PDA

View Full Version : I am going mad


haydie9
12-10-2015, 09:28 AM
This is gonna take some time when I was young I had Capgras syndrome I thought my folks was replaced by look a like I don't know why I thought this I looked all over the house for them I never told anyone of this I looked upstairs and under beds I thought they were tied up some place in the house but one day I just didn't think that any more, In 2012 April 2, My son and father was in a fire my son was found dead upstairs in the bath tub and my father was took out by a brave neighbor I am so proud of a hero in my book STILL sadly dad was took off life support 5 days later he never came to but was just as well he wouldn't of been able to bare knowing my son was gone the two of them lived together most of my son's life. now here is the crazy part I am starting to think I am loosing my mind that reality and fantasy is coming together. I didn't ID my son's body because there was only two of them to be in there but what if IF a robber got in there to rob dad's place and my son was somewhere else and this robber was the same build and had the same tattoo and was the same much like my son GOD I KNOW what it sounds like BELIEVE ME I DO and my son is other there somewhere ok .... now it has been 4 year this April and his friends has moved and phone number to them have changed but mine have not and surely he would of got a hold of someone right but for some reason I just feel he is out there no harm or anything and I don't know why I think this ok back to the think about the replacement f my folks I don't think he has been replaced by some one I think it is my son no replacement but maybe it will be one day like with the folks I will just not think of it and that will be that. I have had a MRI and I have Cerebellar Atrophy I wonder if this might be doing it I have not been thinking about this till about July I had a fall I had a seizer and after the fall I started thinking abut this now since then am I loosing grip with reality we put my son in the ground the mortician found my son's tattoo and all I can't seem to get a grip on all of this am I going nuts ???

sweetpotato13
12-10-2015, 01:40 PM
Hayden you are certainly not going nuts! You have so much grief to deal with, and on top of that you have medical issues. It's no wonder you are feeling so terrible, emotionally.
You need to talk to a professional. There is so much you can work through when you have a trained person who knows how to make you feel better. I am so sorry, Hayden.

Jeff5213
12-10-2015, 07:27 PM
This is gonna take some time when I was young I had Capgras syndrome I thought my folks was replaced by look a like I don't know why I thought this I looked all over the house for them I never told anyone of this I looked upstairs and under beds I thought they were tied up some place in the house but one day I just didn't think that any more, In 2012 April 2, My son and father was in a fire my son was found dead upstairs in the bath tub and my father was took out by a brave neighbor I am so proud of a hero in my book STILL sadly dad was took off life support 5 days later he never came to but was just as well he wouldn't of been able to bare knowing my son was gone the two of them lived together most of my son's life. now here is the crazy part I am starting to think I am loosing my mind that reality and fantasy is coming together.
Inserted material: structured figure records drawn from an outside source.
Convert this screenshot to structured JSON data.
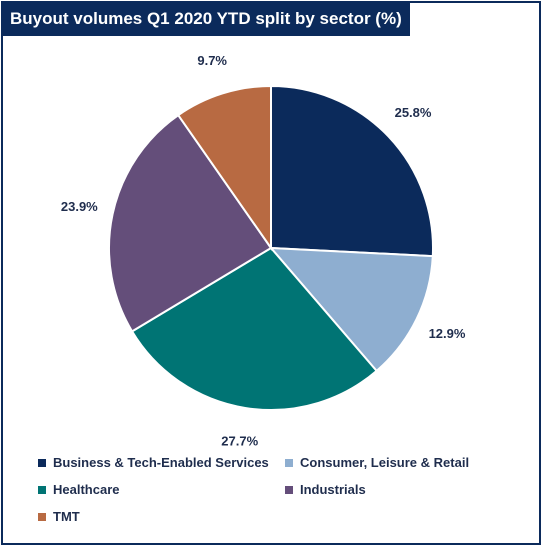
{
  "chart_data": {
    "type": "pie",
    "title": "Buyout volumes Q1 2020 YTD split by sector (%)",
    "slices": [
      {
        "label": "Business & Tech-Enabled Services",
        "value": 25.8,
        "display": "25.8%",
        "color": "#0b2a5b"
      },
      {
        "label": "Consumer, Leisure & Retail",
        "value": 12.9,
        "display": "12.9%",
        "color": "#8eaed0"
      },
      {
        "label": "Healthcare",
        "value": 27.7,
        "display": "27.7%",
        "color": "#007474"
      },
      {
        "label": "Industrials",
        "value": 23.9,
        "display": "23.9%",
        "color": "#644e7a"
      },
      {
        "label": "TMT",
        "value": 9.7,
        "display": "9.7%",
        "color": "#b86a42"
      }
    ],
    "legend_position": "bottom"
  }
}
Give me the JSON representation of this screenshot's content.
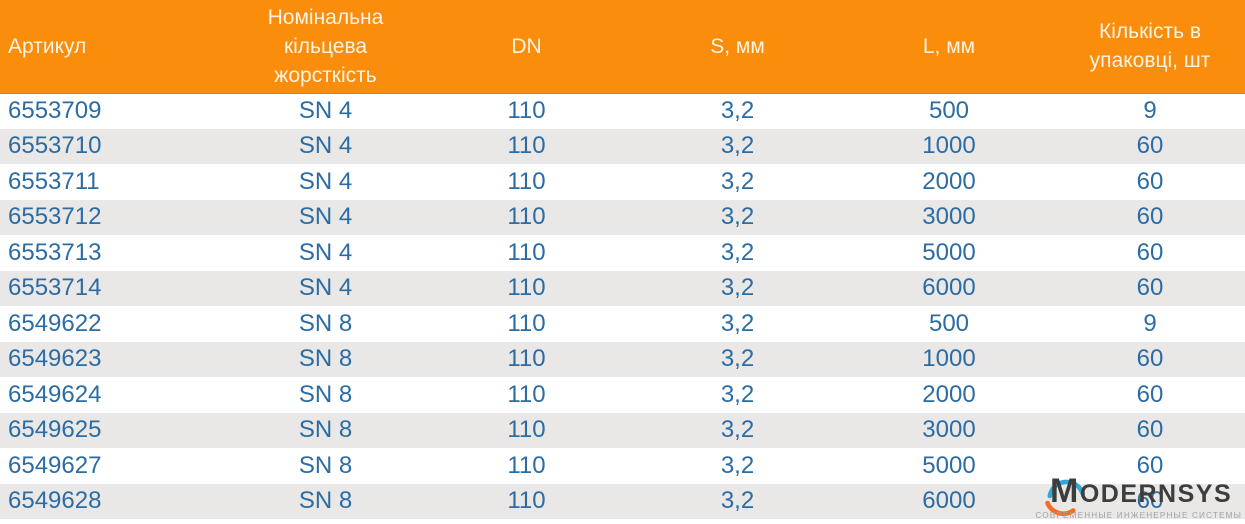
{
  "table": {
    "columns": [
      {
        "key": "article",
        "label": "Артикул"
      },
      {
        "key": "sn",
        "label": "Номінальна кільцева жорсткість"
      },
      {
        "key": "dn",
        "label": "DN"
      },
      {
        "key": "s",
        "label": "S, мм"
      },
      {
        "key": "l",
        "label": "L, мм"
      },
      {
        "key": "qty",
        "label": "Кількість в упаковці, шт"
      }
    ],
    "rows": [
      [
        "6553709",
        "SN 4",
        "110",
        "3,2",
        "500",
        "9"
      ],
      [
        "6553710",
        "SN 4",
        "110",
        "3,2",
        "1000",
        "60"
      ],
      [
        "6553711",
        "SN 4",
        "110",
        "3,2",
        "2000",
        "60"
      ],
      [
        "6553712",
        "SN 4",
        "110",
        "3,2",
        "3000",
        "60"
      ],
      [
        "6553713",
        "SN 4",
        "110",
        "3,2",
        "5000",
        "60"
      ],
      [
        "6553714",
        "SN 4",
        "110",
        "3,2",
        "6000",
        "60"
      ],
      [
        "6549622",
        "SN 8",
        "110",
        "3,2",
        "500",
        "9"
      ],
      [
        "6549623",
        "SN 8",
        "110",
        "3,2",
        "1000",
        "60"
      ],
      [
        "6549624",
        "SN 8",
        "110",
        "3,2",
        "2000",
        "60"
      ],
      [
        "6549625",
        "SN 8",
        "110",
        "3,2",
        "3000",
        "60"
      ],
      [
        "6549627",
        "SN 8",
        "110",
        "3,2",
        "5000",
        "60"
      ],
      [
        "6549628",
        "SN 8",
        "110",
        "3,2",
        "6000",
        "60"
      ]
    ]
  },
  "logo": {
    "brand": "MODERNSYS",
    "tagline": "СОВРЕМЕННЫЕ ИНЖЕНЕРНЫЕ СИСТЕМЫ"
  },
  "colors": {
    "header_bg": "#FA8D0B",
    "header_text": "#FCF4E3",
    "cell_text": "#2B6CA4",
    "row_alt_bg": "#E9E8E7",
    "logo_text": "#3D3D3C",
    "logo_blue": "#2FA8DC",
    "logo_orange": "#F26F21",
    "tagline_text": "#A3A2A1"
  }
}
I didn't ID my son's body because there was only two of them to be in there but what if IF a robber got in there to rob dad's place and my son was somewhere else and this robber was the same build and had the same tattoo and was the same much like my son GOD I KNOW what it sounds like BELIEVE ME I DO and my son is other there somewhere ok .... now it has been 4 year this April and his friends has moved and phone number to them have changed but mine have not and surely he would of got a hold of someone right but for some reason I just feel he is out there no harm or anything and I don't know why I think this ok back to the think about the replacement f my folks I don't think he has been replaced by some one I think it is my son no replacement but maybe it will be one day like with the folks I will just not think of it and that will be that. I have had a MRI and I have Cerebellar Atrophy I wonder if this might be doing it I have not been thinking about this till about July I had a fall I had a seizer and after the fall I started thinking abut this now since then am I loosing grip with reality we put my son in the ground the mortician found my son's tattoo and all I can't seem to get a grip on all of this am I going nuts ???

Hi, sorry to her about that. You're not going mad! It's normal to feel that way. Sweetpotato13 is right, you might consider going to medical professional. You need some counseling. You'll be fine. God gives us problems because He knows we can overcome it. God bless you!